LOVED LOVED LOVED both the okinawa episode and the cobra kais easy rider episode just such good good heart aching fun
bobby is an icon. he was in tkk and he is now ck hope appears more and more
 tommy is like the most iconic background character. all his lines, freaking gold then and now. sigh :( 
the framing in the okinawa trip was so good everything was so good
i stand by the fact that kumiko was the love interest daniel had the most chemistry with and shes is overall such a joy to watch, loved to see her again, idola, fashion icon
also tkk ii is good u guys are just mean
also really enjoyed chozens role in the episode, his evolution; i love that they introduced the pressure points (ty lee the blueprint) and! the honk + karate! cousins! absolutely iconic
when kumiko reads mr miyagis letters........ oh my god, my eyes FILLED with tears, it was so heart wrenching :(( tamlyns delivery was so emotional and lovely and its so obvious everyone involved in ck has so much love and respect for pat morita and mr miyagi as character, and i adore that it exists like this electric current through the show
when we were watching i told my sister i thought that ali would be miguels big shot surgeon and ngl i am so disappointed that didnt happen. hire me cobra kai writers
also the johnny ali daniel amanda chemistry? off the charts
AND the sassy retconning of daniel and alis breakup! LMAO ‘I HOPE U DIDNT TELL MR MIYAGI IT WAS MY FAULT’ HFDJJGNKFKSD
i am preeeeeeeeeeeeeeeeeeetty sure back injuries dont work like that    but oke
daniel and johnny are so good together whenever, like they never actually help the kids or get shit done and end up fighting anyway but its just so much fun when theyre hanging
JOHNNY LAWRENCE AND DANIEL LARUSSO FIGHTING TOGETHER
daniels “plan” on how to get robby to juvie was so stupid. literally were u TRYING to make him hate you. dumbass
parents at those hearing rly brave for ppl that did not do ANYTHING as their kids got involved in a karate gang war until now
“bullshit i heard u were the real bully!” i mightve screeched
this s3 ending was SO DRAMATIC omg
everyone is such a MESS go to THERAPY u unhinged motherfckers
also im sorry but uh. a richass neighborhood in california doesnt have some type of neighborhood watch? the larussos rly dont have any security at all? neighbors wont hear the sound of a damn karate brawl happening next door??? also wasnt tory all like ooo i cant go to juvie, my mom yada yada yet shes always running around town getting into fights even at the rich girls house she was kicked out of school for fighting??   ?  ??    ??        ?                ?    ?          ??                  ?    ? girl??
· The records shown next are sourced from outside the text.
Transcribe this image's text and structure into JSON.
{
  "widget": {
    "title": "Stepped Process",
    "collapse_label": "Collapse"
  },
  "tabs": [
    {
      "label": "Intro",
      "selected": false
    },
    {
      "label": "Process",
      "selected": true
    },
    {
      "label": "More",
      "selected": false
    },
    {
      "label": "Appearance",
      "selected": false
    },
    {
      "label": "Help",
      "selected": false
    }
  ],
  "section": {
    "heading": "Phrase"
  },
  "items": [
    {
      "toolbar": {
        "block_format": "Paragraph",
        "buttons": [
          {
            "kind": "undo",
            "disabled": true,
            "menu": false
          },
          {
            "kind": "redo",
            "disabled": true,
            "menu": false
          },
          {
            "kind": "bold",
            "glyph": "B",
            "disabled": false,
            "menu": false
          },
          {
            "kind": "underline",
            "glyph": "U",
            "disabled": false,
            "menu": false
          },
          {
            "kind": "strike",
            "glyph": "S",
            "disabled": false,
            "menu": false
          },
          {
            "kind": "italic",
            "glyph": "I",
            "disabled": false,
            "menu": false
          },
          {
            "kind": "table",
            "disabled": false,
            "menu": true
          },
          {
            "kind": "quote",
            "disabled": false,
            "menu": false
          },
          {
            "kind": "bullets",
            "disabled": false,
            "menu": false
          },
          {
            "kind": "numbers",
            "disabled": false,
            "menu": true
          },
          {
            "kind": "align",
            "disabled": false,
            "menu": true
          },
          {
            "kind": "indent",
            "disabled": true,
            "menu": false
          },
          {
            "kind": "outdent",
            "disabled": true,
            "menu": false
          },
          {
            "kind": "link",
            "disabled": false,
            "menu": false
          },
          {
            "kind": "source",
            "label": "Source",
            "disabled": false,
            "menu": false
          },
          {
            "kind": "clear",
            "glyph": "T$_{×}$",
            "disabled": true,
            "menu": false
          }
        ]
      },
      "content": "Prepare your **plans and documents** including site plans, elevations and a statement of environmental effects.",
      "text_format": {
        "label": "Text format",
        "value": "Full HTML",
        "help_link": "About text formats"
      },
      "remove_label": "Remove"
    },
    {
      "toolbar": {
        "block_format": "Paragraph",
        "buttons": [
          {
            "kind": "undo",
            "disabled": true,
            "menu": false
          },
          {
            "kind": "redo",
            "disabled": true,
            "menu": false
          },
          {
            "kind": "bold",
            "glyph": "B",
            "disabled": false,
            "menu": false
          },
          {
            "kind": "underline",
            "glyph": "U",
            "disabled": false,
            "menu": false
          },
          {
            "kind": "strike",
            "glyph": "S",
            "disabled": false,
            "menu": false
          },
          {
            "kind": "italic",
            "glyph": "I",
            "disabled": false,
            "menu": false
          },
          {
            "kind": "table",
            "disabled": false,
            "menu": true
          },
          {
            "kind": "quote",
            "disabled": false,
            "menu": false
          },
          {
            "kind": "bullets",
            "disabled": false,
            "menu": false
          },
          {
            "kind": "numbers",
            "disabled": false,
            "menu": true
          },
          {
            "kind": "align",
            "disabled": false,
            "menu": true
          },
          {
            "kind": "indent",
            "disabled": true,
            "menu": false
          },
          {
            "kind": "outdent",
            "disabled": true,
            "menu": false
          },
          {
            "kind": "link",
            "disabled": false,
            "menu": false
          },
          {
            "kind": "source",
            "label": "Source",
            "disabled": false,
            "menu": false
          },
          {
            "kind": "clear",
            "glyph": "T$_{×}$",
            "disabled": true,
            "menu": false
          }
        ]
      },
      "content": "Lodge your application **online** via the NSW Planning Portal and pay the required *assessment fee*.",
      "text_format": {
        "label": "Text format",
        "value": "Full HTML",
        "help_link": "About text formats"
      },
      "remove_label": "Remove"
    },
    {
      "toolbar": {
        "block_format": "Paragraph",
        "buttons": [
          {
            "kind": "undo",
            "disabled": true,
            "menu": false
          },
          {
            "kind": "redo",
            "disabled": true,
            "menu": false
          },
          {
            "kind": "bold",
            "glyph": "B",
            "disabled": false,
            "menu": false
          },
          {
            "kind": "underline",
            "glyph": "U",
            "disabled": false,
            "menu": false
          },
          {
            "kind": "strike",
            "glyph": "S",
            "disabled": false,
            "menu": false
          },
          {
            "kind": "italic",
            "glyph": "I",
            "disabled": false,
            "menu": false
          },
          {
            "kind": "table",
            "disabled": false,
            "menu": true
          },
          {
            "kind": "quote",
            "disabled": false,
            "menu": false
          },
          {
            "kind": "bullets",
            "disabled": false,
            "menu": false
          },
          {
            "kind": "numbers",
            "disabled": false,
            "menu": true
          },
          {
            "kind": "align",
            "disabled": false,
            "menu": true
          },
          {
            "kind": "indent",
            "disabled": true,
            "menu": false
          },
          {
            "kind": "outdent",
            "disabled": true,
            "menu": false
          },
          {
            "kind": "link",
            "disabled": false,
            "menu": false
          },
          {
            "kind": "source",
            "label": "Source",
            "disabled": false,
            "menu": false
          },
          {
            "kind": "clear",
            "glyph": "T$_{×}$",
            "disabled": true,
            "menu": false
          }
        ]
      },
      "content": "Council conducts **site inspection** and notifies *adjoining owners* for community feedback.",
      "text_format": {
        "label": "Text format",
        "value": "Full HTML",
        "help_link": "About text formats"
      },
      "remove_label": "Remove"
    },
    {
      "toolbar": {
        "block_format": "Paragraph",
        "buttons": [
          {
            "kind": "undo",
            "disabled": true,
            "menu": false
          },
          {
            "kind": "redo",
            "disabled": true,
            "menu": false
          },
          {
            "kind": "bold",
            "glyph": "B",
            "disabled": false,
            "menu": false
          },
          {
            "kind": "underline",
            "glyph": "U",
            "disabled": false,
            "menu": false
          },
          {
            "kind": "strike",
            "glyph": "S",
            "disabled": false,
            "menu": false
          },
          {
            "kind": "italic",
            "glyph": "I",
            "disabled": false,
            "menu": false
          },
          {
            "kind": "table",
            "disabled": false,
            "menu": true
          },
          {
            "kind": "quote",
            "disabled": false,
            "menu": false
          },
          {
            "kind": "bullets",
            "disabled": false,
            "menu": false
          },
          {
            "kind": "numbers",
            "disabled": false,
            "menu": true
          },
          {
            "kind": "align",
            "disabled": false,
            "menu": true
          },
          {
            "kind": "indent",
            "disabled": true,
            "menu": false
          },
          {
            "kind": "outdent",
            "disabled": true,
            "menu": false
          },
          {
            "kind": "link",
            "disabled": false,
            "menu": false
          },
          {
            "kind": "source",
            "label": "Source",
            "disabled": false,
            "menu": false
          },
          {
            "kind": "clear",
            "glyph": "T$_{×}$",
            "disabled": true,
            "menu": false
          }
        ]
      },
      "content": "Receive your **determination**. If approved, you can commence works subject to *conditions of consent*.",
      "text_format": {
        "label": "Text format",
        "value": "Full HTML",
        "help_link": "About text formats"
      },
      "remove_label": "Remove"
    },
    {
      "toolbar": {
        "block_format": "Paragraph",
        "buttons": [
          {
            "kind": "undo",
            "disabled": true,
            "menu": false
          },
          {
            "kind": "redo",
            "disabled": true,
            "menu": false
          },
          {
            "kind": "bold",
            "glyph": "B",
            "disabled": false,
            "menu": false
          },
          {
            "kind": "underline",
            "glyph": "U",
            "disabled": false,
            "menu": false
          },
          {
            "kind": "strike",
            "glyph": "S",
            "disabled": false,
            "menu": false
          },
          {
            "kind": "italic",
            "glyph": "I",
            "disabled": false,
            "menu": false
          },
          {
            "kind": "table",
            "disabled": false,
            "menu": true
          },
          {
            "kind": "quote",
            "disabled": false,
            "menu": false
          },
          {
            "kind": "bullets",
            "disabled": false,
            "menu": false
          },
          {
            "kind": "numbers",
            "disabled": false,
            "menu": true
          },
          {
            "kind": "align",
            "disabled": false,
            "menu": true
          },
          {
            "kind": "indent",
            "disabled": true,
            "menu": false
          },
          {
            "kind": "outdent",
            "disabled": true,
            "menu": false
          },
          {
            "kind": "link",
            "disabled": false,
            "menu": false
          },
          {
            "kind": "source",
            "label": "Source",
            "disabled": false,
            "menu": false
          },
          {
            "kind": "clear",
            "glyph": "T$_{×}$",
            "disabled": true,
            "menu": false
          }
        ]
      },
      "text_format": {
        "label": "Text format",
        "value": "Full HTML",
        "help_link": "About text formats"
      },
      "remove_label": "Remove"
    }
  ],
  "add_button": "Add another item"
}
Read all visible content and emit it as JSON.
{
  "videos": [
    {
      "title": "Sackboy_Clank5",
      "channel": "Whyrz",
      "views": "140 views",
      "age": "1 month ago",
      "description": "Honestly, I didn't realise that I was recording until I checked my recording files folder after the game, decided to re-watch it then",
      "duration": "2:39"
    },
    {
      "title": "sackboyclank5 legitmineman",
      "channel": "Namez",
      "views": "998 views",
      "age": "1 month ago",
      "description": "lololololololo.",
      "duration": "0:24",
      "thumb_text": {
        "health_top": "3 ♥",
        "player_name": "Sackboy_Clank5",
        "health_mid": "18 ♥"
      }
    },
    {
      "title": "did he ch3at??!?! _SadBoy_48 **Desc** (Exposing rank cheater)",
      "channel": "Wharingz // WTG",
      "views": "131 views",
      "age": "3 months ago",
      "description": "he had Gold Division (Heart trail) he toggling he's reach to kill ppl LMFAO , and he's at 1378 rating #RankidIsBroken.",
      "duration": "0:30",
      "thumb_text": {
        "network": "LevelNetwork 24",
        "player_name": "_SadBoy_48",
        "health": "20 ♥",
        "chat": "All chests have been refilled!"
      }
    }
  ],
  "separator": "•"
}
stop destroying the larussos house, its so pretty :((((
sam finding her center looking at mr miyagis picture...  uwu maybe
robby yelling ‘U ARE WEAAK’@  johnny \as he is easily blocking him is like.... so funny and so sad to me. sweetheart. 
also i know it was meant as ‘oh johnny pushes him and HURTS HIM’ but it just looks like robby runs himself into the lockers and IM SO SORRY I FEEL SO BAD BUT IT WAS SO FUNNY 
i like that he and tory are the cobra kai kids now. we need ppl we care abt there to not revert to a good vs evil schtick, and this is the most engaging it could be... tho it hurts that these kids cant catch a break
ah yes "lets bet some real shit on the result of this teen karate tournament bc that is always a great idea" is BACK
so daniel saves johnny from kreese..... maybe johnny will save him from terry 🧐
and dojos unite ohohoho. lets SEE how that’ll work out 
miguels face of Despair when the ck defectors and the md kids are bickering like 'this is never gonna work' : gold
also. Johnny Lawrence is gonna learn some myiagi-do karate AHAAHSJAKDFH
 ive been waiting for this moment all my lifeeee oh lawrd 
final thoughts! there are def things i hope the writers will improve on the next season, but i am very excited for it either way AND i feel like it has made me enjoy the movies even more and that is a win for a reboot/sequel to me!!